Moreover, the findings by Li et al implicate TLR1/2 and IL-1 signaling in the development of hematologic dysfunction. Indeed, the authors show increased TLR1 and IL-1β expression in BMDCs, CD14⁺ monocytes, and CD16⁺ monocytes in a small number of human myelodysplastic syndrome (MDS) samples. Although this finding needs validation in larger cohorts, it aligns with previous reports on increased TLR1/2 signaling in MDS hematopoietic progenitors.⁸ Moreover, altered IL-1 signaling has also been implicated in MDS pathology and development of acute myeloid leukemia (AML). Expression of IL-1 accessory protein (eg, IL1RAP, a IL-1R1 coreceptor) is increased in high-risk MDS and AML blasts and associates with poor overall survival in patients with AML.⁹ It is therefore tempting to speculate that in pre-leukemic states such as MDS (and potentially also in clonal hematopoiesis), enhanced TLR1/2 sensing can lead to higher IL-1 production; this might favor the selection of mutant HSCs over WT counterpart cells, leading to expansion of inflammation-adapted mutant clones and further accelerating progression to full leukemia.
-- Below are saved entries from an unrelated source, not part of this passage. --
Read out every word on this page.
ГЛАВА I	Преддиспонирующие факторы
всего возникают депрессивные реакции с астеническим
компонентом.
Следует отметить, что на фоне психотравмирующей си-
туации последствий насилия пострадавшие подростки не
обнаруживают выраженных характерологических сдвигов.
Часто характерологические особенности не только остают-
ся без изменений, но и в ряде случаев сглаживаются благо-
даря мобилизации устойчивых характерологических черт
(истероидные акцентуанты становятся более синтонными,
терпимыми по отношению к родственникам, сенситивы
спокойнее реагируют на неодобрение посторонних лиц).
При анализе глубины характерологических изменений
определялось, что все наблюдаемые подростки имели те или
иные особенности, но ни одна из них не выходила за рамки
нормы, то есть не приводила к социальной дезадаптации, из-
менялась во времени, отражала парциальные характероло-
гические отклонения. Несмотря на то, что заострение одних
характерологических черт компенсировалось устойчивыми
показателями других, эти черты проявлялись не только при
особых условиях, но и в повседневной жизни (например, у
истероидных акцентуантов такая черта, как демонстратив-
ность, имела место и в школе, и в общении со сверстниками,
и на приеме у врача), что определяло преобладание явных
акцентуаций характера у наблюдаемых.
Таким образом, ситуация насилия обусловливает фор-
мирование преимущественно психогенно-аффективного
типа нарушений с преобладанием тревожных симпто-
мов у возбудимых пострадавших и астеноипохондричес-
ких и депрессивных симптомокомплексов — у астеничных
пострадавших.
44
The findings by Li et al further highlight the need to understand whether leukemia-founding mutations might not only be present in BMDCs but also might alter and possibly enhance their inflammatory responses, as observed for DNMT3a and TET2 mutant myeloid cells.¹⁰ 

Overall, the findings by Li et al identify BMDCs as active players of the HSC niche with a critical role in PAMP sensing and IL-1–dependent regulation of HSC expansion. Future studies will need to unravel the precise contribution of multiple PAMP-sensing cell types as well as the molecular pathways operating in various infectious/inflammatory contexts and their overall implications for host defense responses, hematologic aging, and disease development.

Conflict-of-interest disclosure: The authors declare no competing financial interests.